A few years ago, a guy applied for a job at my bar. He had no experience whatsoever but he emailed me with a CV and only the words: “You need me.” I’m all for confident and unique applications, but at the time we couldn’t train people up from scratch, so I responded back with “No we don’t” and thanked him for his interest. It was all meant in good fun. This is sometimes seen as a big enough message to someone applying for a job. Not this guy. He decided he was going to try and further entice me to give him a job, by writing me a poem, defining his skills and his worth to me:
I can mix a drink, critical think and tow the line.
Staying calm, collected and being on time.

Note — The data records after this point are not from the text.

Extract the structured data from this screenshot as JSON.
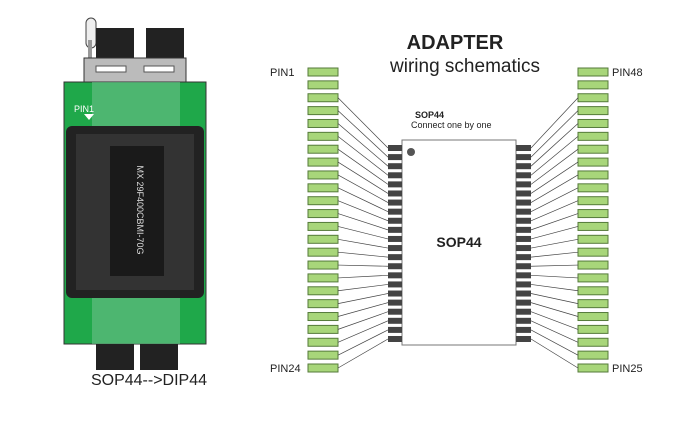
{
  "title": "ADAPTER",
  "subtitle": "wiring schematics",
  "pins": {
    "top_left": "PIN1",
    "top_right": "PIN48",
    "bottom_left": "PIN24",
    "bottom_right": "PIN25"
  },
  "ic": {
    "label": "SOP44",
    "name": "SOP44",
    "note": "Connect one by one",
    "pins_per_side": 22
  },
  "pads_per_side": 24,
  "photo": {
    "pin1_label": "PIN1",
    "chip_text": "MX 29F400CBMI-70G",
    "caption": "SOP44-->DIP44"
  },
  "colors": {
    "pad": "#a8d67a",
    "pin": "#444444",
    "board": "#1fa84a"
  }
}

I really want to be able to justify hiring someone for a bar job based solely on their poetic skills, but I don’t think I ever could. Nevertheless I felt compelled to reply to him based on his persistence:
Regardless of wit and your spate as a poet,
We look for certain skills and your CV doesn’t show it.
Free pouring is far more than just speed,
It’s the measuring of alcohol to fit legal need.
Talking with customers is absolutely key,
But do you know each spirit’s history?
The origins of rum, the botanicals in gin,
The variations of whisky and which glass it goes in.
Some people love vodka, others denounce it.
Would you up sell cachaça? Can you even pronounce it?
The mixing of drinks is hard to teach,
It’s a constant lesson with an end you can’t reach.
Theres thousands of recipes, each one debated,
And new variations constantly created.
Its nothing personal, I’m sure you have potential,
But 2 years experience has always been essential.
I hope in some way this rhyme makes amends,
But this is where your application ends.
It’ll obviously never be considered a modern day sonnet of the world, but I like to hope my AA rhyming scheme is appreciated by English GCSE students in the distant future. I also kind of want all future job applications to include poetry.